The human face is surely one of the most challenging objects to animate realistically. To make it look completely real takes a very special kind of talent
When you look at this video, the first thing you think isn't "that's a very good 3d animation of a face". Far from it. What you actually think is "that's a face". And that's a huge compliment to the designer (who, contrary to our caption in the photo) was actually a human, Chris Jones, and not a computer.

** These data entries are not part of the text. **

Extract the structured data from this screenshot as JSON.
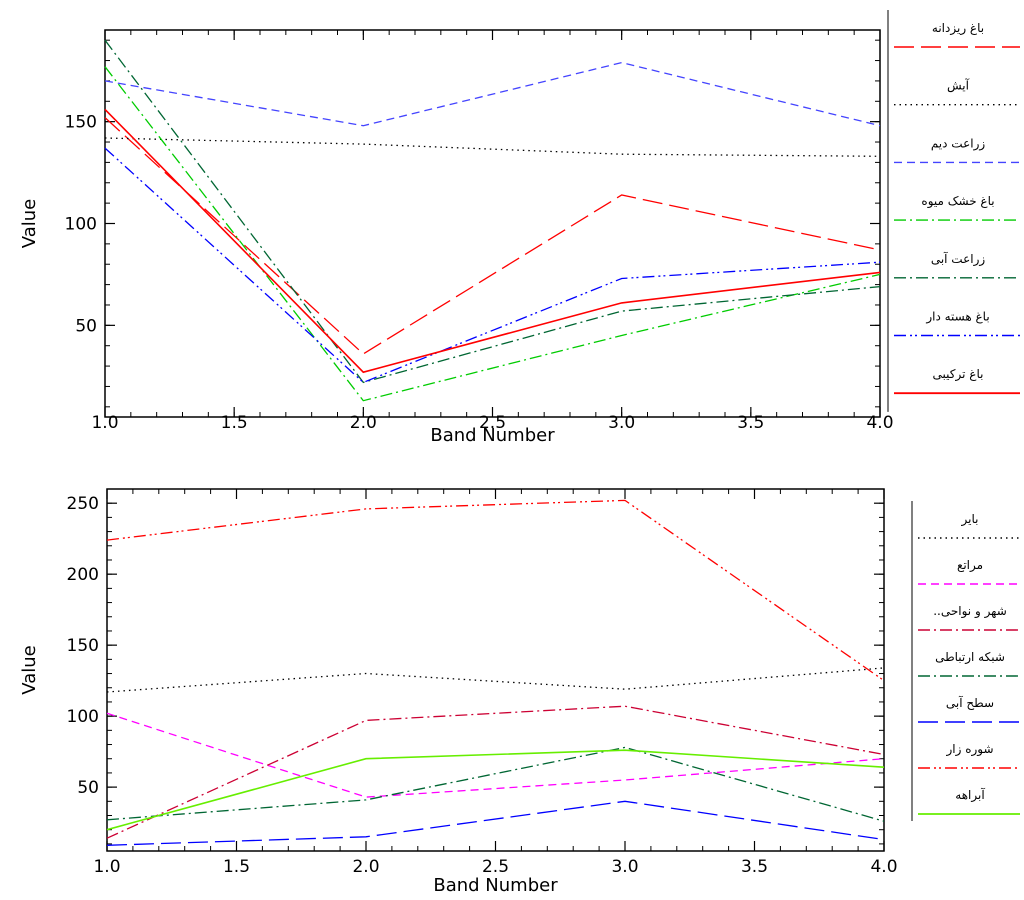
{
  "chart_data": [
    {
      "type": "line",
      "title": "",
      "xlabel": "Band Number",
      "ylabel": "Value",
      "xlim": [
        1.0,
        4.0
      ],
      "ylim": [
        5,
        195
      ],
      "xticks": [
        1.0,
        1.5,
        2.0,
        2.5,
        3.0,
        3.5,
        4.0
      ],
      "xtick_labels": [
        "1.0",
        "1.5",
        "2.0",
        "2.5",
        "3.0",
        "3.5",
        "4.0"
      ],
      "yticks": [
        50,
        100,
        150
      ],
      "ytick_labels": [
        "50",
        "100",
        "150"
      ],
      "grid": false,
      "legend_position": "right",
      "x": [
        1,
        2,
        3,
        4
      ],
      "series": [
        {
          "name": "باغ ریزدانه",
          "color": "#ff0000",
          "dash": "long-dash",
          "values": [
            152,
            36,
            114,
            87
          ]
        },
        {
          "name": "آیش",
          "color": "#000000",
          "dash": "dotted",
          "values": [
            142,
            139,
            134,
            133
          ]
        },
        {
          "name": "زراعت دیم",
          "color": "#4444ff",
          "dash": "dashed",
          "values": [
            170,
            148,
            179,
            148
          ]
        },
        {
          "name": "باغ خشک میوه",
          "color": "#00cc00",
          "dash": "dash-dot",
          "values": [
            177,
            13,
            45,
            75
          ]
        },
        {
          "name": "زراعت آبی",
          "color": "#006633",
          "dash": "dash-dot",
          "values": [
            190,
            22,
            57,
            69
          ]
        },
        {
          "name": "باغ هسته دار",
          "color": "#0000ff",
          "dash": "dash-dot-dot",
          "values": [
            137,
            22,
            73,
            81
          ]
        },
        {
          "name": "باغ ترکیبی",
          "color": "#ff0000",
          "dash": "solid",
          "values": [
            156,
            27,
            61,
            76
          ]
        }
      ]
    },
    {
      "type": "line",
      "title": "",
      "xlabel": "Band Number",
      "ylabel": "Value",
      "xlim": [
        1.0,
        4.0
      ],
      "ylim": [
        5,
        260
      ],
      "xticks": [
        1.0,
        1.5,
        2.0,
        2.5,
        3.0,
        3.5,
        4.0
      ],
      "xtick_labels": [
        "1.0",
        "1.5",
        "2.0",
        "2.5",
        "3.0",
        "3.5",
        "4.0"
      ],
      "yticks": [
        50,
        100,
        150,
        200,
        250
      ],
      "ytick_labels": [
        "50",
        "100",
        "150",
        "200",
        "250"
      ],
      "grid": false,
      "legend_position": "right",
      "x": [
        1,
        2,
        3,
        4
      ],
      "series": [
        {
          "name": "بایر",
          "color": "#000000",
          "dash": "dotted",
          "values": [
            117,
            130,
            119,
            134
          ]
        },
        {
          "name": "مراتع",
          "color": "#ff00ff",
          "dash": "dashed",
          "values": [
            102,
            43,
            55,
            70
          ]
        },
        {
          "name": "شهر و نواحی..",
          "color": "#cc0033",
          "dash": "dash-dot",
          "values": [
            14,
            97,
            107,
            73
          ]
        },
        {
          "name": "شبکه ارتباطی",
          "color": "#006633",
          "dash": "dash-dot",
          "values": [
            27,
            41,
            78,
            26
          ]
        },
        {
          "name": "سطح آبی",
          "color": "#0000ff",
          "dash": "long-dash",
          "values": [
            9,
            15,
            40,
            13
          ]
        },
        {
          "name": "شوره زار",
          "color": "#ff0000",
          "dash": "dash-dot-dot",
          "values": [
            224,
            246,
            252,
            125
          ]
        },
        {
          "name": "آبراهه",
          "color": "#66ee00",
          "dash": "solid",
          "values": [
            20,
            70,
            76,
            64
          ]
        }
      ]
    }
  ]
}
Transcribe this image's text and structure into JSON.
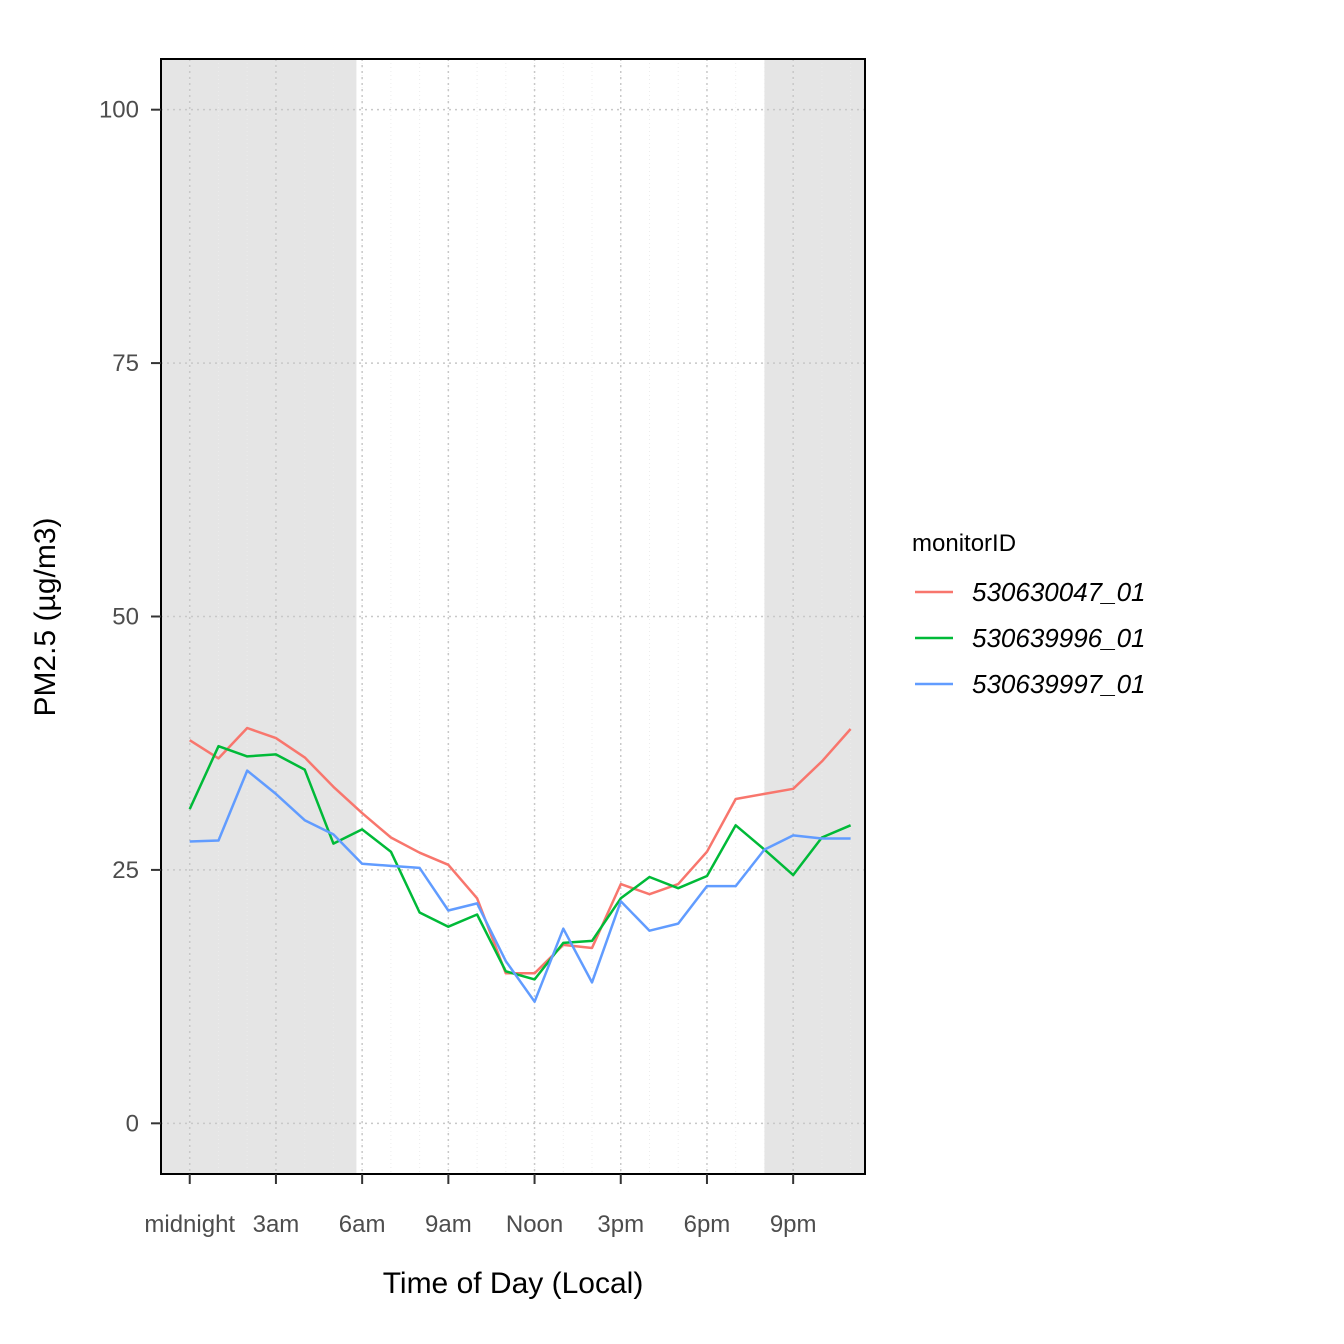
{
  "chart_data": {
    "type": "line",
    "xlabel": "Time of Day (Local)",
    "ylabel": "PM2.5 (µg/m3)",
    "xlim": [
      -1,
      23.5
    ],
    "ylim": [
      -5,
      105
    ],
    "x_ticks": [
      {
        "value": 0,
        "label": "midnight"
      },
      {
        "value": 3,
        "label": "3am"
      },
      {
        "value": 6,
        "label": "6am"
      },
      {
        "value": 9,
        "label": "9am"
      },
      {
        "value": 12,
        "label": "Noon"
      },
      {
        "value": 15,
        "label": "3pm"
      },
      {
        "value": 18,
        "label": "6pm"
      },
      {
        "value": 21,
        "label": "9pm"
      }
    ],
    "y_ticks": [
      0,
      25,
      50,
      75,
      100
    ],
    "night_shading": [
      {
        "start": -1,
        "end": 5.8
      },
      {
        "start": 20.0,
        "end": 23.5
      }
    ],
    "shading_color": "#e5e5e5",
    "grid": true,
    "legend": {
      "title": "monitorID",
      "placement": "right"
    },
    "x": [
      0,
      1,
      2,
      3,
      4,
      5,
      6,
      7,
      8,
      9,
      10,
      11,
      12,
      13,
      14,
      15,
      16,
      17,
      18,
      19,
      20,
      21,
      22,
      23
    ],
    "series": [
      {
        "name": "530630047_01",
        "color": "#f8766d",
        "values": [
          37.8,
          36.0,
          39.0,
          38.0,
          36.1,
          33.2,
          30.6,
          28.2,
          26.7,
          25.5,
          22.2,
          14.8,
          14.8,
          17.6,
          17.3,
          23.6,
          22.6,
          23.6,
          26.8,
          32.0,
          32.5,
          33.0,
          35.7,
          38.9
        ]
      },
      {
        "name": "530639996_01",
        "color": "#00ba38",
        "values": [
          31.0,
          37.2,
          36.2,
          36.4,
          34.9,
          27.6,
          29.0,
          26.8,
          20.8,
          19.4,
          20.6,
          15.0,
          14.2,
          17.8,
          18.0,
          22.2,
          24.3,
          23.2,
          24.4,
          29.4,
          27.0,
          24.5,
          28.2,
          29.4
        ]
      },
      {
        "name": "530639997_01",
        "color": "#619cff",
        "values": [
          27.8,
          27.9,
          34.8,
          32.5,
          29.9,
          28.5,
          25.6,
          25.4,
          25.2,
          21.0,
          21.7,
          16.0,
          12.0,
          19.2,
          13.9,
          21.9,
          19.0,
          19.7,
          23.4,
          23.4,
          27.0,
          28.4,
          28.1,
          28.1
        ]
      }
    ]
  }
}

The minute you get close to imitating a human - whether it's the face or the body - you come up against the now well-known phenomenon of the Uncanny Valley. This is the chasm that you have to cross to attain believability in your animations. What's really odd about it is that the dynamic should be: "the better the animation, the more real it looks". Simple enough, you'd think. But, bizarrely, when you get close to photographic authenticity, there's something in our brains that says "hang on, there's something not right about this". In fact, we start to be uncomfortable or even afraid.
Some psychologists think that this is because our "Old Brain" - the part that has been around since our ancestors were amphibians - is telling us that if something we recognise is behaving oddly, then it is dangerous.
And we have a very high sense of when something doesn't look right. It could be even the slightest movement, or even a misplaced gesture. If something doesn't look right, it could signal illness, or a physical threat (an impostor, trying to attack us?).
It's these messages from our Hippocampus and Amygdala that make we have to defeat by making our animations so perfect that we don't even remotely suspect that they're not real.